Dans le communiqué final des concertations de la délégation du Fonds monétaire international (Fmi) du 25 avril au 8 mai 2014, il ressort qu’«aux vues de l’évolution récente de la situation macroéconomique, la croissance a été plus forte que prévue lors de la visite des services du Fmi en novembre 2013. La croissance du Pib réel est estimée à 5,5 % pour 2013 (contre 4,6 % en 2012), grâce à un niveau soutenu de dépenses d’équipement et à une augmentation de la production pétrolière et de l’activité dans le secteur des services.

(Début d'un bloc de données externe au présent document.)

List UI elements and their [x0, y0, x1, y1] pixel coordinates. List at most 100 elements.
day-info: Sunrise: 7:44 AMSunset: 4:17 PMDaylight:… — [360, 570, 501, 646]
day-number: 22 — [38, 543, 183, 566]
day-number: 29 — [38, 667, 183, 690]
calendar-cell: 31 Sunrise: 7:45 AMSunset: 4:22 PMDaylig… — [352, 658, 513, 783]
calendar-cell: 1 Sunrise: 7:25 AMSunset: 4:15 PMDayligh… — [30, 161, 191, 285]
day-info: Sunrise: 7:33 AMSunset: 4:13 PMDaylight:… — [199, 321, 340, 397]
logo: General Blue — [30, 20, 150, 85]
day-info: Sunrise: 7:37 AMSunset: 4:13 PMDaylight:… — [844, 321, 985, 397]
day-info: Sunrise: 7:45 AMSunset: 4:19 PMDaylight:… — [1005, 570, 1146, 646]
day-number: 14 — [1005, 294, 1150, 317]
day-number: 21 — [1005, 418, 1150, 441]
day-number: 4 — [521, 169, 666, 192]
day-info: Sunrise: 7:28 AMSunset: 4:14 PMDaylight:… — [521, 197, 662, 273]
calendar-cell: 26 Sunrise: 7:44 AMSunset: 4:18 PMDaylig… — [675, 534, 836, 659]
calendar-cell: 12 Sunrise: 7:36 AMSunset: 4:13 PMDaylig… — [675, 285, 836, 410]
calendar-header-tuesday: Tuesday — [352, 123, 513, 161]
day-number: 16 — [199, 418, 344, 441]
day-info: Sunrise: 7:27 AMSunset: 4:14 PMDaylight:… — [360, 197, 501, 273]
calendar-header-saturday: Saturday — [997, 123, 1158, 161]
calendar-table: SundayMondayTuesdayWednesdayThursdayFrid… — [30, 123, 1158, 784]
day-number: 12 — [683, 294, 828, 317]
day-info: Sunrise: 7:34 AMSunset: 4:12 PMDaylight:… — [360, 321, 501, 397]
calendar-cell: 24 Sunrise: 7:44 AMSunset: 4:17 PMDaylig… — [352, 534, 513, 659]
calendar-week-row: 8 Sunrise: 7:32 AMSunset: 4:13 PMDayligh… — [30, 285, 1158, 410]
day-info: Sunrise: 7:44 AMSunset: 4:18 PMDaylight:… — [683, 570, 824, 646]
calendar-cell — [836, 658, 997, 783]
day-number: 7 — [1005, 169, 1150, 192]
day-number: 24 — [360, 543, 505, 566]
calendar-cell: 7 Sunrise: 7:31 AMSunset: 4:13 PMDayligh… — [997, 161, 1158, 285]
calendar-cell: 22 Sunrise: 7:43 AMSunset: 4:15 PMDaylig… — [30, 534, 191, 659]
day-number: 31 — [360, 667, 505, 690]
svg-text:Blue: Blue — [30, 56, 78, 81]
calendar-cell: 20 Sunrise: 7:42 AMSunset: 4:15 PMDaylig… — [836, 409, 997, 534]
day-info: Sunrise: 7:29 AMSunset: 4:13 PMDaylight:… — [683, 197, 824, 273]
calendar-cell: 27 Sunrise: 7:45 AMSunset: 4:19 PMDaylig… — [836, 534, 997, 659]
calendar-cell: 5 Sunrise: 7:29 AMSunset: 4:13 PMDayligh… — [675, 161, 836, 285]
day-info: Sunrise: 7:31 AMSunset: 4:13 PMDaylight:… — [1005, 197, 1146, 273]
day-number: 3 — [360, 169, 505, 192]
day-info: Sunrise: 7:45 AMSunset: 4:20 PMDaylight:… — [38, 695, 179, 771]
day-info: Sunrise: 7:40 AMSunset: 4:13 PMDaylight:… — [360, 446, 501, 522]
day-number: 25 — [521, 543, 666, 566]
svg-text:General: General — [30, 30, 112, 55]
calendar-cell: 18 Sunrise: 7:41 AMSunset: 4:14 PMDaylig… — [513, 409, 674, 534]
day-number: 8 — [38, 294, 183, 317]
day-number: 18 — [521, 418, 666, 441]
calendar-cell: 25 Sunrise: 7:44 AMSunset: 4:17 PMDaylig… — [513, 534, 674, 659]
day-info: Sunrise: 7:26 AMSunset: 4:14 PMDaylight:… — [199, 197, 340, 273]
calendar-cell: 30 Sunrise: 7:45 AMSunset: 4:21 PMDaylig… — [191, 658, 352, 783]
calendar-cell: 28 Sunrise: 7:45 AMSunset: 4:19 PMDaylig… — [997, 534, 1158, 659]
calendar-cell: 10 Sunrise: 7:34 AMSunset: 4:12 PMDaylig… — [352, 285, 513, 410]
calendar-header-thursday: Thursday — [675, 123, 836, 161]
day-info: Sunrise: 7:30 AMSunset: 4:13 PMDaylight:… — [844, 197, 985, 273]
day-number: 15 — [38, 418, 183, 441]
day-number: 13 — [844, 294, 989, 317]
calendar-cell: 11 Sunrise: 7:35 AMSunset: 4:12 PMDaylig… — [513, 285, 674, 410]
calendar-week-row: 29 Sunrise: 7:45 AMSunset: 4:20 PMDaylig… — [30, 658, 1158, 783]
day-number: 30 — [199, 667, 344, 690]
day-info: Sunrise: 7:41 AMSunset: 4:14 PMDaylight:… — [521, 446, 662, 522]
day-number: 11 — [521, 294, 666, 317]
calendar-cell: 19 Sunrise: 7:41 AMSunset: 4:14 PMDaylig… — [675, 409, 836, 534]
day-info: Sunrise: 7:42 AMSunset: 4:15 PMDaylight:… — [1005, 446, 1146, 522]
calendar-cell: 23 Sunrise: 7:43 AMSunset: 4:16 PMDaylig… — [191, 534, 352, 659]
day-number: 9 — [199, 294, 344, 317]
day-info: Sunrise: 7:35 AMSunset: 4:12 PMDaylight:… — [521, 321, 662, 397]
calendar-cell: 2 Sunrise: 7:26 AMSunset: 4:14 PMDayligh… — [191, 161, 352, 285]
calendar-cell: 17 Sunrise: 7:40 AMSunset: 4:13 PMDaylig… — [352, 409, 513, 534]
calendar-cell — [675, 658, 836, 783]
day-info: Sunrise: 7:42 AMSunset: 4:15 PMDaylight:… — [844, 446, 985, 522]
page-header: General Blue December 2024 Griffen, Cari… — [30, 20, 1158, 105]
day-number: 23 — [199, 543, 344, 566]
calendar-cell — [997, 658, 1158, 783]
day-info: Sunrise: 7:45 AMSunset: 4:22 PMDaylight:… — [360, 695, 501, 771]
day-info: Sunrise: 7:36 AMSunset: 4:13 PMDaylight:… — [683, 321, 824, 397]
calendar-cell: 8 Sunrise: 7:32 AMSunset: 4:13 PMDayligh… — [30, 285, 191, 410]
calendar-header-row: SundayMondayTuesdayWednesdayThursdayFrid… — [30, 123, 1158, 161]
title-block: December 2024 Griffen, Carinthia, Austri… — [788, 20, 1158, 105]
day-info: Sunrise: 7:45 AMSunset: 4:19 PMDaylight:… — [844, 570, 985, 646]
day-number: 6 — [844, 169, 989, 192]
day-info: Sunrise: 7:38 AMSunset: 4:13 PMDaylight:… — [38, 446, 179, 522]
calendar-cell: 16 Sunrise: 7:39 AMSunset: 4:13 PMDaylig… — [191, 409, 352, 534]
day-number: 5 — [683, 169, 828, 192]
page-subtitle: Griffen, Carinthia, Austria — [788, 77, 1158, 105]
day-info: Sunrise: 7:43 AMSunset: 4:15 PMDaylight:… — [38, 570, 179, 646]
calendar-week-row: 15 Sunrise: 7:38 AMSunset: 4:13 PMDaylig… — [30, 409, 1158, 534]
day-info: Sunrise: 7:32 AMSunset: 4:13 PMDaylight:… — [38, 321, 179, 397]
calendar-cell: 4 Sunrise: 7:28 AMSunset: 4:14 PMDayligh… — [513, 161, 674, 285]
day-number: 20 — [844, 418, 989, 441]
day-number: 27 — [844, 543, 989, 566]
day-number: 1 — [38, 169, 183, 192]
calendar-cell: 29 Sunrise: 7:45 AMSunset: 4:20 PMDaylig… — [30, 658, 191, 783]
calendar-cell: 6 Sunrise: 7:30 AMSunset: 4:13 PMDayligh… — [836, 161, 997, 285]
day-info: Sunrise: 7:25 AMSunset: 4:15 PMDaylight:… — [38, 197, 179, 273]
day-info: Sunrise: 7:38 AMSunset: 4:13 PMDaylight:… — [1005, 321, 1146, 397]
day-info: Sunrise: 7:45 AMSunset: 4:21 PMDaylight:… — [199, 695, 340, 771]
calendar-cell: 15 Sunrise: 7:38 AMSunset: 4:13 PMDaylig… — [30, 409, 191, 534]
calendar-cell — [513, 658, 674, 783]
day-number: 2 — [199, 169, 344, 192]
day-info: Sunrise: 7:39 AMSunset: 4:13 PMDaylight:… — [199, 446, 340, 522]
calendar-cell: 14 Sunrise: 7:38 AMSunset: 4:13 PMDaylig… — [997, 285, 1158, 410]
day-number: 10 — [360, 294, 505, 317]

L’inflation est descendue à 2,1 % (contre 2,4 % en 2012). Le déficit courant, s’est creusé à 4,0 % du Pib, principalement à cause d’une augmentation des importations de biens d’équipement » (…) «La croissance devrait se stabiliser à environ 5,5 % en 2014 et, à moyen terme, grâce à la montée de la production pétrolière, au maintien des investissements publics dans l’infrastructure et au dynamisme de la demande intérieure, s’améliorer. Bien que la croissance prévue à moyen terme ait rebondi, elle n’atteint pas le niveau nécessaire pour permettre au Cameroun de parvenir au statut de pays à revenu intermédiaire de la tranche supérieure d’ici à 2035. » Ces chiffres de 5,5% sur la croissance du Cameroun n’ont jamais été constants depuis la mise sur pied du Dsce de première génération en 2009. Mais le communiqué en question laisse entrevoir que le Cameroun risque de ne pas être pays émergent en 2035.

Au delà des considérations documentaires que certains peuvent juger figées, l’Etat du Cameroun souffre d’un grand problème de coordination des politiques publiques axées vers l’émergence. Pour preuves, les grands chantiers de l’émergence du septennat des grandes réalisations sont noyés dans le déficit de coordination entre les ministères et les institutions devant jouer un rôle. Aussi, le Cameroun, pour atteindre l’émergence se doit de revoir, du sommet à la base, sa stratégie. Le premier diagnostic pour la vision 2035 a été énoncé dans le discours du président Paul Biya, le 31 décembre 2013.

    Fenêtre 1 : En lisant les discours du président Biya et les rapports divers, l’on peut s’interroger. Comme devant un écran, l’on peut de temps en temps se demander si les événements qui se déroulent relèvent de la réalité ou de la fiction. On peut donc s’arrêter maintenant, plusieurs années après et se dire que l’émergence du Cameroun est une réalité devenue fiction réelle.

    Fenêtre 2 : Cameroun souffre d’un grand problème de coordination des politiques publiques axées vers l’émergence. Pour preuves, les grands chantiers de l’émergence du septennat des grandes réalisations sont noyés dans le déficit de coordination entre les ministères et les institutions devant jouer un rôle. Aussi, le Cameroun, pour atteindre l’émergence se doit de revoir, du sommet à la base, sa stratégie.